Spacious Passion

Chapter 8 – Spacious Passion & Passionate Space


Q: If you’re acting in a kind way to people who aren’t acting in your best interest, is there the possibility of people taking advantage of you?

NN: There can be. Kindness does not mean you have to be a wimp or a doormat. If you live with a needy person it is not always good to be ever-indulgent, if that merely allows them to cosset their neurosis. I may have to remember not to be unkind to myself… I am after all a member of the ‘all sentient beings’ assembly. It is sometimes preferable to keep out of the way of people who take advantage of the kindness of others. I can also stand up for myself. It is possible to appear to act ferociously. I can manifest an angry-looking response that will let a person know that I think they are behaving unkindly… whilst retaining a kind happy mind. I need to be sure however, that my display is a display….

Q: So it would look like an ordinary aggressive response, but we have got the individual’s well-being at heart?

NN: [laughs] Yes. The motivation is to help that person. I would not necessarily recommend this activity for everyone, but it is somewhat essential if you are a parent. Parents have to discipline their children. If you have to be really angry before you can bring yourself to say No, you cannot have that or No, you cannot do that then you have a real problem. Parents have to be firm and straightforward, and sometimes forceful, and this can look like anger. It’s bad news for the child if the parent cannot enforce discipline firmly from a position of kindness.

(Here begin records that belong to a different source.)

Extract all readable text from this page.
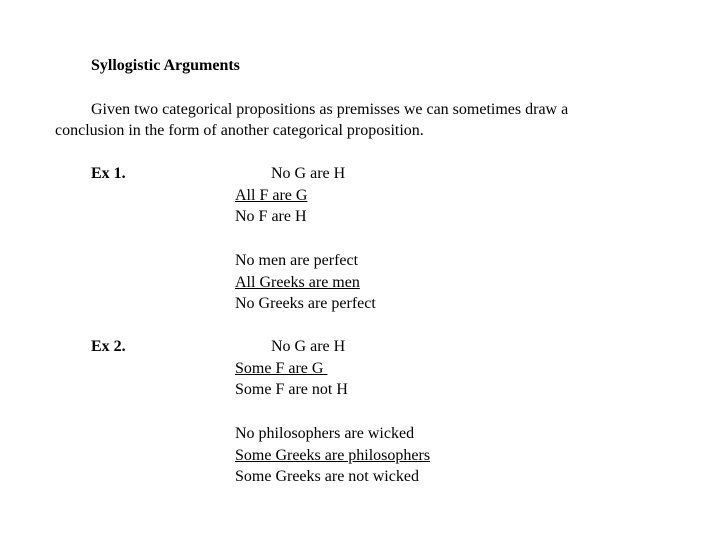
Syllogistic Arguments
Given two categorical propositions as premisses we can sometimes draw a
conclusion in the form of another categorical proposition.
Ex 1.	No G are H
All F are G
No F are H
No men are perfect
All Greeks are men
No Greeks are perfect
Ex 2.	No G are H
Some F are G
Some F are not H
No philosophers are wicked
Some Greeks are philosophers
Some Greeks are not wicked
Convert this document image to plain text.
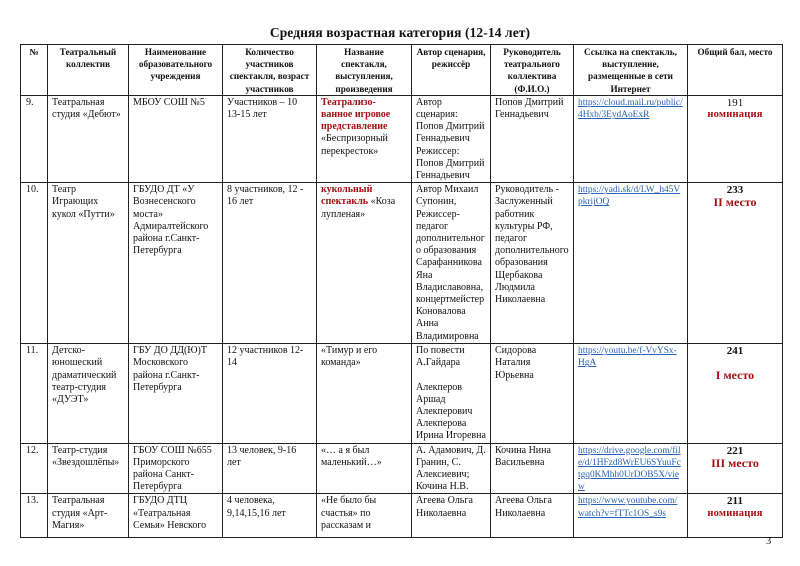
Средняя возрастная категория (12-14 лет)
№	Театральный коллектив	Наименование образовательного учреждения	Количество участников спектакля, возраст участников	Название спектакля, выступления, произведения	Автор сценария, режиссёр	Руководитель театрального коллектива (Ф.И.О.)	Ссылка на спектакль, выступление, размещенные в сети Интернет	Общий бал, место
9.	Театральная студия «Дебют»	МБОУ СОШ №5	Участников – 10 13-15 лет	Театрализо-ванное игровое представление «Беспризорный перекресток»	Автор сценария: Попов Дмитрий Геннадьевич Режиссер: Попов Дмитрий Геннадьевич	Попов Дмитрий Геннадьевич	https://cloud.mail.ru/public/4Hxb/3EydAoExR	191
номинация

10.	Театр Играющих кукол «Путти»	ГБУДО ДТ «У Вознесенского моста» Адмиралтейского района г.Санкт-Петербурга	8 участников, 12 - 16 лет	кукольный спектакль «Коза лупленая»	Автор Михаил Супонин, Режиссер-педагог дополнительного образования Сарафанникова Яна Владиславовна, концертмейстер Коновалова Анна Владимировна	Руководитель - Заслуженный работник культуры РФ, педагог дополнительного образования Щербакова Людмила Николаевна	https://yadi.sk/d/LW_h45VpkrijOQ	233
II место

11.	Детско-юношеский драматический театр-студия «ДУЭТ»	ГБУ ДО ДД(Ю)Т Московского района г.Санкт-Петербурга	12 участников 12-14	«Тимур и его команда»	По повести А.Гайдара
Алекперов Аршад Алекперович Алекперова Ирина Игоревна	Сидорова Наталия Юрьевна	https://youtu.be/f-VvYSx-HgA	241
I место

12.	Театр-студия «Звездошлёпы»	ГБОУ СОШ №655 Приморского района Санкт-Петербурга	13 человек, 9-16 лет	«… а я был маленький…»	А. Адамович, Д. Гранин, С. Алексиевич; Кочина Н.В.	Кочина Нина Васильевна	https://drive.google.com/file/d/1HFzd8WrEU6SYuuFctgq0KMhh0UrDOB5X/view	221
III место

13.	Театральная студия «Арт-Магия»	ГБУДО ДТЦ «Театральная Семья» Невского	4 человека, 9,14,15,16 лет	«Не было бы счастья» по рассказам и	Агеева Ольга Николаевна	Агеева Ольга Николаевна	https://www.youtube.com/watch?v=fTTc1OS_s9s	211
номинация
3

With regard to our children, we have to know what is best. With regard to other adults, we do not necessarily have the right to assume we know best.

Q: I was wondering about right view, right intention, and right speech. As a nurse, I have to sit with the dying as part of my duties. If someone asks me, Am I dying? but I feel they don’t really want to know, they just want to be reassured and free of fear – what do I say?

NN: It is not always kind to tell the truth. Do not worry about the lie. It comes down to whether you feel confident enough to rely on your assessment of the situation. Only you can make that decision.

Q2: So if you feel it would not help?

NN: No, do not worry about lying. The fourth precept10 says that we should not lie, but if our communication of the truth causes great distress, then we have actually stolen that individual’s opportunity to die with a peaceful mind. However, I am not sure I would agree with telling them everything is going to be fine either – when it clearly is not. They may resent this as their condition continues to deteriorate, which will also create an unhappy mind. It is not an easy situation, and I cannot give an easy ‘fits all situations’ answer. You would have to judge how best to answer that question in the moment, from a basis of kindness.

Ngak’chang Rinpoche told me that the fourth precept concerns lack of deceit rather than the avoidance of lying. He said, What do you do as a German Buddhist when the Nazis bang on the door and ask you if you are sheltering a Jewish family? I would suggest an outright lie as being the best way to maintain the fourth precept. When the truth causes harm it makes a lie of compassion. To be a Buddhist is to be compassionate rather than to adhere to formulæ.


10. The five precepts are: to refrain from killing, stealing, sexual misconduct, lying and intoxication. These are not discussed in detail in this work. When viewed from Dzogchen, this teaching examines the most subtle nature of these wrong views.